Selon la Régie du logement, un locataire peut refuser une augmentation de loyer. Dans le cas où les deux parties n’arrivent pas à s’entendre, le locateur devra s’adresser à la Régie du logement pour faire une demande de modification du bail.

Il n’y a toutefois aucune règle quant au pourcentage d’augmentation des frais mensuels. Le propriétaire doit cependant justifier cette hausse.

«Nous n’avons rien eu de la Régie. Tout ce que nous avons reçu, ce sont des coupures d’électricité et des menaces», ajoute Justine au bout du fil.

Pour l’électricité, le propriétaire ne peut pas couper le courant, tranche la Régie. «Le locateur doit procurer au locataire la jouissance paisible de son logement pendant toute la durée du bail.
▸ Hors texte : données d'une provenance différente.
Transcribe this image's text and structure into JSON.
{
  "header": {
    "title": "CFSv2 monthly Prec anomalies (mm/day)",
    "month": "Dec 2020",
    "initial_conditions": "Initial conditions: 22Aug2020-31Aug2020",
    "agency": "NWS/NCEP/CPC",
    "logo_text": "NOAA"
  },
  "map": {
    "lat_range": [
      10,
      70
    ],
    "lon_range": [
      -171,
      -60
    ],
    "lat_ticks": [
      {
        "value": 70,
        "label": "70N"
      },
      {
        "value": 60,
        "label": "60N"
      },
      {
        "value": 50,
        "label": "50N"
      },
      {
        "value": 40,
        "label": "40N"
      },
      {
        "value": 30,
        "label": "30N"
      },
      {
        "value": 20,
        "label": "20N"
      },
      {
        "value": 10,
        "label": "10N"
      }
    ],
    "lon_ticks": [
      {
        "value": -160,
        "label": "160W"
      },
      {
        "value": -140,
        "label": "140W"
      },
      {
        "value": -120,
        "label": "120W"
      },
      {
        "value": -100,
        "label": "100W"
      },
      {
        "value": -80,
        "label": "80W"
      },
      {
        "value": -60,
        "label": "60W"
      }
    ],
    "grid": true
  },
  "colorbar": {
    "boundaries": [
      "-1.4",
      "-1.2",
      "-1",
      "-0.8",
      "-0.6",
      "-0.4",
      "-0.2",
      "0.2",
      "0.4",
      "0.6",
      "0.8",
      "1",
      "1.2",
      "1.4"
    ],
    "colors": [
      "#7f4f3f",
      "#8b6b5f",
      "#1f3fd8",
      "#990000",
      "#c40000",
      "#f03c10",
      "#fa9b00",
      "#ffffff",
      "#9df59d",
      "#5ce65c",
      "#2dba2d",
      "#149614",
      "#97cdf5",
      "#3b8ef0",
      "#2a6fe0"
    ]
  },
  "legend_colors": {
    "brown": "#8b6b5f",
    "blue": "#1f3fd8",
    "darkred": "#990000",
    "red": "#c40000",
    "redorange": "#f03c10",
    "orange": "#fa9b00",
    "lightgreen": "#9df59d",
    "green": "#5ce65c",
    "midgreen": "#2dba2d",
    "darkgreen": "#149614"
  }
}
De plus, le locateur ne peut user de harcèlement envers le locataire de manière à restreindre son droit à la jouissance paisible ou à obtenir qu’il quitte le logement. En cas de harcèlement, le locateur pourrait notamment être condamné à des dommages punitifs.»

Justine n’est pas la seule dans cette situation. Marc* et Jean* affirment aussi avoir été victimes de pression au cours des derniers mois. «Ce n’est pas un immeuble de B.S., tout le monde était capable de payer. [...] Il affirme à des gens que nous sommes des mauvais locataires et que nous ne voulons pas payer notre loyer, ce qui est entièrement faux. En septembre, il a commencé à être méchant au téléphone. Il nous a dit que nous ne serions pas les premières personnes qu’il allait mettre dehors. Certains ont préféré acheter la paix.»

Du côté des Immeubles Murray, on confirme au Soleil avoir exigé une augmentation de loyer. On concède que le courant a été coupé au cours des dernières semaines. On réfute toutefois l’idée que cette stratégie est pour transformer l’édifice pour faire du Airbnb.

«Ma banque m’exige d’avoir des baux. Il fallait que je trouve une entente avec les locataires. Sur huit logements, il y en a sept qui se sont entendus avec moi. Lorsque j’ai acheté l’édifice, j’ai souligné aux locataires qu’ils avaient 60 jours pour prendre une décision et il y a une seule personne qui m’a jamais contacté. Elle avait toujours une bonne raison», souligne le président, Frédéric Murray. «Je n’ai pas changé les serrures de son appartement et je ne l’ai pas mise dehors», poursuit le propriétaire de 150 logements.

Il stipule que la locataire en question n’a pas voulu payer son loyer au nouveau prix, c’est pourquoi elle serait aujourd’hui privée d’électricité.

Hydro-Québec précise que la coupure de courant dans ce cas-ci n’a pas été réalisée par la société d’État et que c’est le propriétaire de l’immeuble qui est responsable de payer la facture d’électricité.

Selon un article du Journal de Montréal, paru aussi le 26 octobre, l’une des propriétés de M. Murray située en Montérégie aurait été visée par un incendie criminel, jeudi soir.

Cette demeure était notamment disponible en location pour 500 $ par jour sur la plateforme Airbnb.

Les entreprises de M. Murray ont plusieurs dossiers devant les tribunaux. Ils font notamment face à des poursuites pour près de 400 000 $.